Reproducible intravenous injection is not always possible for studies that require continuous or repeated measures over prolonged periods of time due to damage to the vein, or multiple-tracer injection studies because of residual activity. In contrast, intraperitoneal injection is a practical alternative because it is faster and easier to perform and has been proved to be highly reproducible and with reduced stress to the animal, although care should be taken to avoid accidental intestinal or other organs administration during intraperitoneal injections of substance34,35. Our results indicate that all investigated routes of administration provide similar pharmacokinetic parameters and comparable 18F-NaF uptake and distribution within 60 min after injection. Nevertheless, the distribution of intraperitoneally injected 18F-NaF in various organs is slower because 18F-NaF has to diffuse across the peritoneal membrane and the absorption is via the portal system38. Therefore, a simplified yet robust protocol for quantification of 18F-NaF PET data in mice studies would be to administer the radiotracer via intraperitoneal injection and scan the animals after 45–60 min post-injection.

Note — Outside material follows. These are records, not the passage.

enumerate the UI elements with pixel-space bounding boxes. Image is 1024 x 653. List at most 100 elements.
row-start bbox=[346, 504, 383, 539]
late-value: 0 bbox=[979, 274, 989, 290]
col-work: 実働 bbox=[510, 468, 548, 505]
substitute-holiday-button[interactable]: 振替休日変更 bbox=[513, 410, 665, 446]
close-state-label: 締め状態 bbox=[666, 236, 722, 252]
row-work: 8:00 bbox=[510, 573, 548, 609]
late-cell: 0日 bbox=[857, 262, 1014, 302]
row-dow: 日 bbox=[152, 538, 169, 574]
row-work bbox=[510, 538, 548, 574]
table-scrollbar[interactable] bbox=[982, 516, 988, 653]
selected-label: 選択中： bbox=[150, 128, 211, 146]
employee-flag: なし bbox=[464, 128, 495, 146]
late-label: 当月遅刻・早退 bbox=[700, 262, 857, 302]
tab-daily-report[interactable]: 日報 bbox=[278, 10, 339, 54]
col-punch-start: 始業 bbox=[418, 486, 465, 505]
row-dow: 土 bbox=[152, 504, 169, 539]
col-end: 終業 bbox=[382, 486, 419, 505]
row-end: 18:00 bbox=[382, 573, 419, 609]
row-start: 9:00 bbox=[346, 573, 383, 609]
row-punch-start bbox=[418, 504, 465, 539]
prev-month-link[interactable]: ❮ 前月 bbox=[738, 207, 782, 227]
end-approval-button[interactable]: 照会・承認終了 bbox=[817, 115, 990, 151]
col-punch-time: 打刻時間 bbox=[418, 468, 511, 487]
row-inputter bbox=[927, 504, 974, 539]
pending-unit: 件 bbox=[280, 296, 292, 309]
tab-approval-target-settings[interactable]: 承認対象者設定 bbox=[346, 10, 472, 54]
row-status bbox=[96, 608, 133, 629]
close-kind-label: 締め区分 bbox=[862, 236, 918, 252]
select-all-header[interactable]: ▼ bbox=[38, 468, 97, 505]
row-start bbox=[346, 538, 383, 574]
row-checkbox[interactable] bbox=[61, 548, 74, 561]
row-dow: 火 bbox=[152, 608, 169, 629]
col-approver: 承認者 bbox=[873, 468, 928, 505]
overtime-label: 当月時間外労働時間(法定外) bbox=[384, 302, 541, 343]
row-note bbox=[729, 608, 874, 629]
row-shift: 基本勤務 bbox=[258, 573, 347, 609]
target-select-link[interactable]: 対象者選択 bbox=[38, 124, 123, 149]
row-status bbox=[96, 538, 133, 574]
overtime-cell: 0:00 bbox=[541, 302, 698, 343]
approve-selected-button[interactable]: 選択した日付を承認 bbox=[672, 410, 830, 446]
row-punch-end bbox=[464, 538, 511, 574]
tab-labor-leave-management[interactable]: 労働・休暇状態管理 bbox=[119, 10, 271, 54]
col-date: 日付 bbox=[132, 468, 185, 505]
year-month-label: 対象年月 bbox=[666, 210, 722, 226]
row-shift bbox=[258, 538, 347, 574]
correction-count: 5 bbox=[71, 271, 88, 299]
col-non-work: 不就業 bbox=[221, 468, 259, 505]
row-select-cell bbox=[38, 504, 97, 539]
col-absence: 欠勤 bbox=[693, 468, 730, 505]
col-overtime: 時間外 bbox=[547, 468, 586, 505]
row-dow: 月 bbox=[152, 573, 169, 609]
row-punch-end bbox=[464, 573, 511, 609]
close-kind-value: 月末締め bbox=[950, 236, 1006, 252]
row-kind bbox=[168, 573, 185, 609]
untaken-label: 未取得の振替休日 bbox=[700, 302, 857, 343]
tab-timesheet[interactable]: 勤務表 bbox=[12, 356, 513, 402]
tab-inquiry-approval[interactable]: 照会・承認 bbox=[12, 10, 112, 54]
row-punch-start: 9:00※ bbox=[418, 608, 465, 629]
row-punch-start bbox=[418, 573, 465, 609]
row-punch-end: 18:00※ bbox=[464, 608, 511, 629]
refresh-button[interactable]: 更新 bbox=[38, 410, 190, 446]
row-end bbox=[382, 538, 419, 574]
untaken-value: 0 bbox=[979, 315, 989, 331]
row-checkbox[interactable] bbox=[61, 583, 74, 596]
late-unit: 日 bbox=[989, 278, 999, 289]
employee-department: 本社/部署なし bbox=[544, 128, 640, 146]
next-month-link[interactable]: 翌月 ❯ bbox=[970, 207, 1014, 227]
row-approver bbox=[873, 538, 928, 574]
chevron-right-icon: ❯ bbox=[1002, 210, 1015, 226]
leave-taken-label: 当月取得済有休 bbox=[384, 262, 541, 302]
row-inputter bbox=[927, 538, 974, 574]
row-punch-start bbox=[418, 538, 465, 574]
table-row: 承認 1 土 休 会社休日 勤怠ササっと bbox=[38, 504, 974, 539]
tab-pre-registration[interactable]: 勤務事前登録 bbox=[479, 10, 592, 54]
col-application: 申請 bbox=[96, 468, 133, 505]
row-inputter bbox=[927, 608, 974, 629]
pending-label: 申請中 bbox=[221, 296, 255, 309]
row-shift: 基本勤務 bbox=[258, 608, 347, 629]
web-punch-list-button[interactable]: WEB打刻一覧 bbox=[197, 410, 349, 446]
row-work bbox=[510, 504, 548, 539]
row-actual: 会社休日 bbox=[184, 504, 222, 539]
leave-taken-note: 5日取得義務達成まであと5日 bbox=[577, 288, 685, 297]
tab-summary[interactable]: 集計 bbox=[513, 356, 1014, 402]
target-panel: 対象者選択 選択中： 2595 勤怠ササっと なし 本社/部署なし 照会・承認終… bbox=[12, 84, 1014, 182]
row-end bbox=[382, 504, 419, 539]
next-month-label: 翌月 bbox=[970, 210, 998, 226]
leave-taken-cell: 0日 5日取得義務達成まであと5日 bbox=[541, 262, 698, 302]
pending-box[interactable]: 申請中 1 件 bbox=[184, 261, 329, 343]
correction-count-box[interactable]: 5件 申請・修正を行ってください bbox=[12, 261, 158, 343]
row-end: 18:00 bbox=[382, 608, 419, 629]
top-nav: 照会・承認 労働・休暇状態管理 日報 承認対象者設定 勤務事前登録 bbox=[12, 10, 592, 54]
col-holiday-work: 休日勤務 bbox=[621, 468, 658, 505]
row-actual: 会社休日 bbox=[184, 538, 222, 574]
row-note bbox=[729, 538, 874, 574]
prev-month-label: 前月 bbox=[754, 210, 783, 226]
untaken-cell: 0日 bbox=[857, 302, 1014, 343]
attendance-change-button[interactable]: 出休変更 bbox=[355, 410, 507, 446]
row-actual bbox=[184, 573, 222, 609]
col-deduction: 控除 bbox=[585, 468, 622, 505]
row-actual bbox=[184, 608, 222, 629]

Our data comparing CT measures and PET measures for the three administration routes showed CT-positive, PET-negative regions in long cortical bones (humerus, tibia and femur) and CT-negative, PET-positive regions in smaller but more trabecular and complex bones (caudal, lumbar and thoracic vertebrae). Owning to 18F-NaF uptake mechanisms11,12,13,15,16, these observations indicate that the PET signal maps out active bone mineralisation while CT reports on established bone density. Furthermore, data indicate that the binding of 18F-NaF is dependent on surface area where long bones have less 18F-NaF activity and more complex surface structures16. Although this duality of the PET/CT responses in highly mineralised tissue of the skeletal system is newly reported in mice in this paper, previous studies looking at the use of 18F-NaF in aortic microcalcification have shown that PET measures identify regions of active calcifications whereas CT measures indicate area of stablished calcification39,40. Our preclinical data reported in this paper show this contrast was also present in the mouse skeleton and that could be robustly measured with all injection routes tested. Therefore this result provides confidence that SUV measurements using dynamic PET and intraperitoneal injections are able to recapitulate important biological features with equal confidence as traditional intravascular routes.

Conclusion

Our results show that intra-peritoneal injection is a valid and practical alternative to the intra-vascular injections in small-animal 18F-NaF PET imaging and provides equivalent pharmacokinetic data. Furthermore, our data show that CT outcomes report on sites of stablished calcification whereas PET measures sites of higher complexity and active calcification.